Jacob Volmer, der Ururgroßvater von Johann Jacob, stammt aus dem Sternberger Land. Er ist ein Sohn des Burschener Lehnschulzen Jacob Vollmar. Jacob lässt sich um 1650 in Meseritz nieder und begründet damit den Meseritzer Zweig der Familie, die ihren Namen nun aber Volmer schreibt. Er ist Tuchmacher, und auch seine Nachkommen betreiben in vier folgenden Generationen die Tuchmacherei oder den Handel mit Tuchen. Sein Urenkel Martin wird sogar Meseritzer Bürgermeister. Der bekannteste Meseritzer Volmer ist jedoch Martins Sohn, der o. g. Johann Jacob Volmer (*1752). Dieser betreibt einen Tuchgroßhandel und verkauft seine Ware vorwiegend an russische Kaufleute, die wiederum die Tuche auf Messen in China gegen Tee eintauschen.

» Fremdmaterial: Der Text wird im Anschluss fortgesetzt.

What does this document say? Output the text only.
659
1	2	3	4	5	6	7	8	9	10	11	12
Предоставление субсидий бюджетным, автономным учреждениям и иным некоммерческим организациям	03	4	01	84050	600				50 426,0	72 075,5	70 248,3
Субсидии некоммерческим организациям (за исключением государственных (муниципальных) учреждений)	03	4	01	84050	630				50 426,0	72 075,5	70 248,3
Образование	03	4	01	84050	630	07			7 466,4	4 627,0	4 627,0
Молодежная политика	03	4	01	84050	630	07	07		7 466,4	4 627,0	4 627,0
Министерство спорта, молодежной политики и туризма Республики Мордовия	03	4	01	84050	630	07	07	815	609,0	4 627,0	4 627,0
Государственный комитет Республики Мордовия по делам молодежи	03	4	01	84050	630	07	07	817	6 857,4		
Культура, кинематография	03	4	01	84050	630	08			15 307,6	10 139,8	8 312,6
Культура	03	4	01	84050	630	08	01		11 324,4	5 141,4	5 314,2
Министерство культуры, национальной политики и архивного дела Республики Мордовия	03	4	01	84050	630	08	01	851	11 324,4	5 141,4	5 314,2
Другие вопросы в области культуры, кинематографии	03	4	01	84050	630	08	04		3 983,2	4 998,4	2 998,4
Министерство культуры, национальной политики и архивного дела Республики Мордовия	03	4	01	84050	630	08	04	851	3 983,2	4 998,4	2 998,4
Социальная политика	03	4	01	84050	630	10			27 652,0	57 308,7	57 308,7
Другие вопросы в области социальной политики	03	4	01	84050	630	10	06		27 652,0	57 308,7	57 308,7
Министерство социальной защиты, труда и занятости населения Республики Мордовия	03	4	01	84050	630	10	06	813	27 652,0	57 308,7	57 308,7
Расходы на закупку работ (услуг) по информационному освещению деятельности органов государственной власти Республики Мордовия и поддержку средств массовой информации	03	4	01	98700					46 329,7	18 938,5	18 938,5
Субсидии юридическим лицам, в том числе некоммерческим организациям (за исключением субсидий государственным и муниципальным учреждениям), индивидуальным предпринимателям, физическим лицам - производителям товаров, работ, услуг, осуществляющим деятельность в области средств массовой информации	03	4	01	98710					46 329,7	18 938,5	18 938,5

Meseritzer Tuche beherrschen bis ins 19. Jahrhundert den fernöstlichen Markt. Sie galten dort aber nur als echt, wenn die Ballen eine Bleikapsel mit der Bezeichnung „J. J. V. Meseritzkoje“ trugen.
In den Jahren 1798/99 baut sich J. J. Volmer ein repräsentatives Haus an der Ostseite des Marktes. Das Haus existiert nicht mehr. Die gesamte Ostbebauung des Platzes wird Ende des Zweiten Weltkrieges zerstört, die Ruinen werden später abgeräumt. Die Meseritzer bezeichnen Volmers Haus bald als „Napoleonhaus“, weil Napoleon I. und sein Gefolge darin im November 1806 auf ihrem Zuge nach Warschau übernachteten. Beim gemeinsamen Abendessen verkauft der Hausherr dem französischen Kaiser 2.000 Ballen Tuch für Soldatenmäntel. Am nächsten Morgen kommt es bei der Abreise Napoleons beinahe zu einem schweren Zwischenfall. Vom nur 30 m entfernten Rathaus aus will der Meseritzer Steuerrat Sprengepiel den Korsen erschießen. Doch der Maurermeister Buttel, der Repressalien für seine von 10.000 Soldaten besetzte Stadt befürchtet, kann im letzten Augenblick das Attentat verhindern.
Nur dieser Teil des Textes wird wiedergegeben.